How to Convert Image to YUV Using OpenCV

1. YUV Color Model on an Image Using OpenCV
2. Conclusion

YUV is a color model similar to the RGB and BGR image formats. In YUV, the component (Y) defines the luminance (brightness) of an image and the other two components, which are also known as the Chrominance components (U) and (V), define the blue projection and red projection, respectively.

In this article, we will see what YUV is and how to implement the YUV color model on an image using OpenCV.

YUV Color Model on an Image Using OpenCV

YUV encodes a color image or video concerning human perception and allows its reduced bandwidth for Chrominance components compared to a “direct” RGB representation. It is a model commonly used as part of a color image pipeline.

Historically, the terms YUV and Y′UV were used for a particular analog encoding of color information in television systems.

In the early stages, analog televisions used YUV color space to generate grayscale images/videos. Those analog TVs are used to eliminate the U and V components of YUV for producing black-and-white images/videos on screen.

The values of U and V range from -128 to +127 (for signed integers) and from 0 to +255 (for unsigned integers).

We will get a grayscale image if we remove the U and V components. U and V are color matrices.

Now let’s dive into the syntax and look at some examples.

Syntax:

cv2.cvtColor(img, cv2.COLOR_BGR2RGB)

Parameters:

1. img - The image is stored in the variable img to be converted.
2. cv2.COLOR_BGR2RGB - BGR image is converted to an RGB image.
3. cv2.COLOR_RGB2YUV - RGB image is converted to YUV image.

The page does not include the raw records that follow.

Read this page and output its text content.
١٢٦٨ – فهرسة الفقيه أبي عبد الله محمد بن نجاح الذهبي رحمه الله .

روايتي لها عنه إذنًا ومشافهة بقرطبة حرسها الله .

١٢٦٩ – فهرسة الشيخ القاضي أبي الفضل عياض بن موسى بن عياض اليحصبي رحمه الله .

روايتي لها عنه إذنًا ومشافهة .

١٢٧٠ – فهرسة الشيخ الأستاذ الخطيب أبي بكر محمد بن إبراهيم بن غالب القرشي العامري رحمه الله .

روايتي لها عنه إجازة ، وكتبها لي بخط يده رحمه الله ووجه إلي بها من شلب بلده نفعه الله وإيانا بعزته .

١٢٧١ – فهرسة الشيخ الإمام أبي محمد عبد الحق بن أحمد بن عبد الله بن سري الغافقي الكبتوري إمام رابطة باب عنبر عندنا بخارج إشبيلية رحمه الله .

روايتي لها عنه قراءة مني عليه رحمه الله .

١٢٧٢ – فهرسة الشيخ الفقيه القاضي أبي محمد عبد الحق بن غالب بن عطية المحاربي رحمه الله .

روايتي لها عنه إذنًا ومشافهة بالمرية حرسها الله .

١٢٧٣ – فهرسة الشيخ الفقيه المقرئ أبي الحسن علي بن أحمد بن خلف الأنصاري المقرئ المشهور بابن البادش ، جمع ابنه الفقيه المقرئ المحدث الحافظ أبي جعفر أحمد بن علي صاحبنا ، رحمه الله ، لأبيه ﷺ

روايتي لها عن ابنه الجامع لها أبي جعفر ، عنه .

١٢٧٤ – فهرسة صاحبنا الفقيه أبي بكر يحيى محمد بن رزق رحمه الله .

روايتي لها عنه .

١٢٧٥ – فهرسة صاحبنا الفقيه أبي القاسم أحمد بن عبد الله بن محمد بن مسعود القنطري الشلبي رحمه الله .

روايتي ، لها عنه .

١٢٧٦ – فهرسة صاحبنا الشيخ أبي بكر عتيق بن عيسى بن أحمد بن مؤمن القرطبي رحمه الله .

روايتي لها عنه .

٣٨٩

Now that we have seen the syntax let’s see how it works and is implemented in OpenCV.

The good part about using OpenCV is that its specifically designed for computer vision and image processing applications, so it is good for performing various processing on an image.

Let’s understand how to use YUV in OpenCV with an example below.

First, we must import the OpenCV module, load our image using the imread() function, and store it inside a variable called img. For this example, we have taken an image of a car in jpg format.

Code Snippet:

# Import opencv library
import cv2 as cv

# Load the image into a variable using the imread function.
img = cv.imread("car.png")

# Converting the image from BGR to RGB since OpenCV generally uses BGR image format.
img_rgb = cv.cvtColor(img, cv.COLOR_BGR2RGB)

# Now converting the image from RGB to YUV
img_yuv = cv.cvtColor(img_rgb, cv.COLOR_RGB2YUV)

# Showing all the images
cv.imshow("RGB Image", img_rgb)
cv.imshow("YUV Image", img_yuv)
cv.imshow("Original Image", img)
cv.waitKey(0)
cv.destroyAllWindows()

Then we convert the image using the cv.cvtcolor() method to change the color of the images to several parameters. As OpenCV uses BGR format for images, we need to convert this format to some other format.

So, now we will convert our original image from BGR to RGB format by passing the cv.COLOR_BGR2RGB to the second parameter of the cv.cvtcolor() method. As we want to convert our image to YUV, we will change the image from RGB format to YUV by passing the cv.COLOR_RGB2YUV parameter to the cv.cvtcolor() method.

Here, we can also pass the cv.COLOR_BGR2YUV parameter to directly perform a conversion from the BGR image to YUV. We are doing a long way to better understand RGB and YUV.

For more information, visit the official docs.

Lastly, we will use the imshow() function to show all the images on the screen.

Output:

Conclusion

As mentioned earlier, the problem with RGB is that it is appalling for mapping visual perception, but YUV is more efficient than RGB for this purpose. So that’s why we use YUV because of its vital component, luminance.

Therefore, using the above ways, we can convert the images to YUV and back with and without using OpenCV.